The goal of the Pediatric Child Abuse and Neglect Training Program is the consummate preparation of physicians as Child Abuse and Neglect Specialists. The Fellowship Training Program meets this goal by building on the established tradition of excellence while developing new ideas in the following areas: mentorship/professional development, fellowship balance, education, patient care, and research.
Child Abuse Pediatrics is currently recognized by the American Board of Pediatrics as an official subspecialty of pediatrics. Physicians who successfully complete a three year ACGME fellowship in Child Abuse are eligible to take the Child Abuse Boards. The Duke Department of Pediatrics has an ACGME-accredited fellowship in Child Abuse Pediatrics as of October 2013.
Inpatient Clinical Training
The Child Abuse and Neglect fellowship includes direct clinical training in both inpatient and outpatient settings. For inpatient clinical training, the fellow rotates on the on-call schedule for the Inpatient/ER Child Abuse and Neglect Consult Service. While on call, the fellow works with the Inpatient/ER Child Abuse and Neglect Consult Service performing inpatient consults when there are concerns of abuse/neglect for children admitted to Duke University Hospital or seen in the Emergency Room. Training and supervision for the fellow during inpatient child abuse/neglect consult work is with one of the three Child Abuse and Neglect attending physicians, all of whom are board certified in Child Abuse Pediatrics.
Outpatient Clinical Training
In addition, the fellow maintains an outpatient clinic schedule for follow-up of inpatient and ER cases, as well as for evaluation of cases of sexual and physical abuse referred by community medical providers and local child protective services and law enforcement agencies. Outpatient clinics operate through the Child Abuse and Neglect Medical Evaluation Team at the Duke Children’s Primary Care Clinic location. This site allows for collaboration with primary care, mental health, social work, radiology and lab services.
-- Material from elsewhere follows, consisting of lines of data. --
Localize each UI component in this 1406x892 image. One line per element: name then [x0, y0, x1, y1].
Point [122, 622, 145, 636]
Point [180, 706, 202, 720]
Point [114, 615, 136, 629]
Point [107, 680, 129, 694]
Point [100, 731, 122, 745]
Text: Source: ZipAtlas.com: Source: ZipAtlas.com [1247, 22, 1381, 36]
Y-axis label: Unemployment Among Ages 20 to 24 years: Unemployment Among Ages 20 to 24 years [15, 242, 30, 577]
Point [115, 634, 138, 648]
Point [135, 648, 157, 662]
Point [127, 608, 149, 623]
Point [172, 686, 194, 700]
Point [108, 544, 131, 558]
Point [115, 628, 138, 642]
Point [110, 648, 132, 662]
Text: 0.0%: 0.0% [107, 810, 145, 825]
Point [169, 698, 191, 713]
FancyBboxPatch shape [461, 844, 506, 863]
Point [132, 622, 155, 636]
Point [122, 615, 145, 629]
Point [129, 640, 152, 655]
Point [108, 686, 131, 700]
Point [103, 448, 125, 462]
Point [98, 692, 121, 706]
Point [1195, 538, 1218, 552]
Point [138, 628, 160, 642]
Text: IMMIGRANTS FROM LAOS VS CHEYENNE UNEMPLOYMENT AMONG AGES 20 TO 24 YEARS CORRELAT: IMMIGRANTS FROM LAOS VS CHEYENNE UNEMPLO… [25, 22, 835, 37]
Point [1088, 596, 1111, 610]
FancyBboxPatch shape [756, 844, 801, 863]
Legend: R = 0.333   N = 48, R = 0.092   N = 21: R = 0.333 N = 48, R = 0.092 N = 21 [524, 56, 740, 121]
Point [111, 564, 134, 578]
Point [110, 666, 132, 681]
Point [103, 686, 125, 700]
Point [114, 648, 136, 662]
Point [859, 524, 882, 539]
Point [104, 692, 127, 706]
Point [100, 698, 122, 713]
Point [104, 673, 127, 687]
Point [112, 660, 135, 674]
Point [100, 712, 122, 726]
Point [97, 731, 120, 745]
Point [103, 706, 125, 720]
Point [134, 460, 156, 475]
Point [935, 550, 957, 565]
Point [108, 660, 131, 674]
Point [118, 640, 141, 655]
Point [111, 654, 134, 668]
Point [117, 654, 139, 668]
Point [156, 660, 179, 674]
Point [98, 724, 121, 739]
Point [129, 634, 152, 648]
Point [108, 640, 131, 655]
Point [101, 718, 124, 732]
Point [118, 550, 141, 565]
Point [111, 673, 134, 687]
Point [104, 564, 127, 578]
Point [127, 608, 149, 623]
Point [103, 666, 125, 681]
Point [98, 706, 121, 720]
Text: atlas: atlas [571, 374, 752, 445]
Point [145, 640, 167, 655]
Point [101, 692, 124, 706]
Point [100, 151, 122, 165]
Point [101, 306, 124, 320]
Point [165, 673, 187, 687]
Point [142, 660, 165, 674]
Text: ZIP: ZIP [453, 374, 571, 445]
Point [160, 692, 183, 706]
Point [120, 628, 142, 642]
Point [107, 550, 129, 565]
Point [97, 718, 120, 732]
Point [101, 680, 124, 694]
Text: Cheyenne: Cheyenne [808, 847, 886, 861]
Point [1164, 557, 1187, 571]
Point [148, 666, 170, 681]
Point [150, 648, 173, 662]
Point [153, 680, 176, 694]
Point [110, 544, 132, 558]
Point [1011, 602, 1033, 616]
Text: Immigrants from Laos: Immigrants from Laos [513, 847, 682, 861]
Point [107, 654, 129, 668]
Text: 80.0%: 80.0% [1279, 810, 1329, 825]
Child interviews are conducted by one of two highly qualified licensed clinical social workers. Fellows receive training in these interviews from the clinic social worker and Child Abuse attending, utilizing videotaped recordings and feedback. The fellow is also an active participant in the Duke Foster Care Clinic as part of an ongoing Duke-Community Foster Care Collaborative to provide and assess quality of services offered to children in foster care in Durham and surrounding counties.
The Duke Child Abuse and Neglect team works closely with our community partners in caring for children. Community partners include the Department of Social Services, law enforcement agencies, the Guardian ad Litem (GAL) Program, the NC Health Department, and the Center for Child and Family Health-NC (CCFH-NC). The CCFH-NC is an independent center that provides mental health services, family support services and legal advisory services for children who have experienced trauma, abuse or neglect and their families. The fellow will work closely with these community partners attending multidisciplinary community meetings and multidisciplinary medical reviews.
Electives and Rotations
Electives and rotations for specified training for the fellow have been established at Duke University Hospital, UNC-CH Hospital and within the Durham community. Below is a list of current available electives. Additional electives are available based upon the fellow’s interest.
- Rotations in pediatric radiology, neuro-radiology and adolescent medicine are scheduled at Duke University Medical Center.
- A rotation in diagnostic child interviewing is scheduled with CANMEC’s licensed clinical social worker who is nationally recognized for excellence in interviewing children.
- A longitudinal rotation is scheduled in the Duke Foster Care Clinic.
- A rotation in mental health/psychiatry is scheduled at the Duke Clinical Evaluation Center.
- A rotation at the UNC-CH Burn Center is scheduled at UNC-CH Hospital.
- Durham community rotations include Durham County Child Protective Services, Durham County Guardian ad Litem, and the North Carolina Office of the Chief Medical Examiner.
- There is also an opportunity to obtain a Master's of Public Health at the UNC-CH School of Public Health.
Development and completion of original scholarship is a fellowship requirement. Scholarship projects should be designed to be completed within the three-year fellowship period. Examples of prior projects include: developing a data base for child fatalities in North Carolina, developing a system-wide first-responder protocol in North Carolina for child fatality cases, assessment of the quality and effectiveness of residency training in Child Abuse and Neglect in the United States, and conducting a comprehensive multi-institutional quality improvement initiative regarding foster care. Fellows have access to nationally recognized researchers in a variety of fields, including head trauma, mental health, medical education, prevention, public policy, sexual assault/abuse, foster care and more. Fellows will acquire skills in research, evidence-based medicine, quality improvement, and teaching through the Duke Fellows Core Curriculum, which promotes interaction with other pediatric fellows at Duke.